Consider joining (and submitting MIPS data) as a group
Groups (multiple Eligible Clinicians billing under a single Tax ID Number (TIN)) are able to attest to MIPS using composite scores for all ECs in the group. This helps “buffer” any individual clinician’s risk, and may increase the likelihood that the overall group will score well. Additionally there are some scoring benefits in the MIPS calculations for groups that can help improve a group’s overall MIPS score.
Consider participating (and submitting) as a “Virtual Group”
For solo practitioners and clinicians in groups of 10 or fewer, CMS is proposing beginning Virtual Groups in 2018. This serves as a way for individual TINs to “virtually join” and pool their scores. They will be required to report as a group, but most of the benefits afforded to groups by CMS will be extended to Virtual Groups as well. While the specifics are not yet fully available from CMS, ECs in solo and small group practices should be discussing this now and developing a strategy for moving forward in order to take advantage of these benefits, especially if they are on different EHRs as there likely will be complexities associated with aggregating data from disparate systems.
Pay attention to MIPS Scores
Clinicians should stay aware of their interim MIPS reports during each performance period, and look from strategies and workflow adjustments that will help maximize their MIPS scores.
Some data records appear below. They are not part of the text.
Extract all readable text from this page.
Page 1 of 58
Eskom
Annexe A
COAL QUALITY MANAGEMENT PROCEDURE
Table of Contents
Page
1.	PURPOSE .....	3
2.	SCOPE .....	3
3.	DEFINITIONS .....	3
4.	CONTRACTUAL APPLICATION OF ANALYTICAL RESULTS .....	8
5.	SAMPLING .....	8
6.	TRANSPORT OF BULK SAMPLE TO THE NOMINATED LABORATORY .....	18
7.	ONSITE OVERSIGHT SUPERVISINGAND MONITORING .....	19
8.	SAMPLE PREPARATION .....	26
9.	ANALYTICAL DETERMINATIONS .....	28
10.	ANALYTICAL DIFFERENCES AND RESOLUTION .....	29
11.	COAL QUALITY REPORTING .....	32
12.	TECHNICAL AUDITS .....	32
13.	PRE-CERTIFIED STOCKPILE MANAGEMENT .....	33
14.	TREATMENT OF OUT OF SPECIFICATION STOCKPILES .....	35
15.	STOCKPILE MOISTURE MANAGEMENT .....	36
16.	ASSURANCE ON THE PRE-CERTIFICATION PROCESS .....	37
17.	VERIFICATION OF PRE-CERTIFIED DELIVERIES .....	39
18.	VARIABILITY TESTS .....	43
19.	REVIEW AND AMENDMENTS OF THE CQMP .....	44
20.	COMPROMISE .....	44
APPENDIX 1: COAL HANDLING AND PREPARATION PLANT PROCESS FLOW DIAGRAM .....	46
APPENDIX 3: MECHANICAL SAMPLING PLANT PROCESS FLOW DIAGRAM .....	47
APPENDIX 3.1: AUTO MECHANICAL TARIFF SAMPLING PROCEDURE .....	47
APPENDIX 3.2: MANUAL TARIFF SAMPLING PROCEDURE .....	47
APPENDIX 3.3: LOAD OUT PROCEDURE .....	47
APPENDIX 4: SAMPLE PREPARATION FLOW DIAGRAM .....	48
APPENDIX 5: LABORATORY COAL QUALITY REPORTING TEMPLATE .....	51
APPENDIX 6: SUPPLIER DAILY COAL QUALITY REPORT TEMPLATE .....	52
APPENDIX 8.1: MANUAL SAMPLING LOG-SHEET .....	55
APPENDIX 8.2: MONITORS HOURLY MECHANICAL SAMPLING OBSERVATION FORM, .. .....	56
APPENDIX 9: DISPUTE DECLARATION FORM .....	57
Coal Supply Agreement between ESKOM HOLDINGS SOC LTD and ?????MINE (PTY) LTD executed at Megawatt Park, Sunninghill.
With the compression of the Competition Curve, small changes in MIPS scoring may have profound impacts on provider reimbursement in the future. Successfully clinicians will be the ones that are best able to optimize their MIPS scores during each performance period.
Stay connected, and comment to CMS
Perhaps most importantly, Eligible Clinicians should stay engaged, and be aware of any CMS proposed changes, and should comment on any proposed rules. CMS does read and respond to submitted comments, and it is the best way for ECs to influence future regulations.
The potential impact of MIPS/MACRA and the move toward APMs represents a significant change in how clinicians will practice medicine, and how they will be reimbursed by Medicare. Clinicians should make understanding any legislative changes a priority, and will need to proactively plan for how best to position themselves and their practices in the future as our healthcare landscape evolves.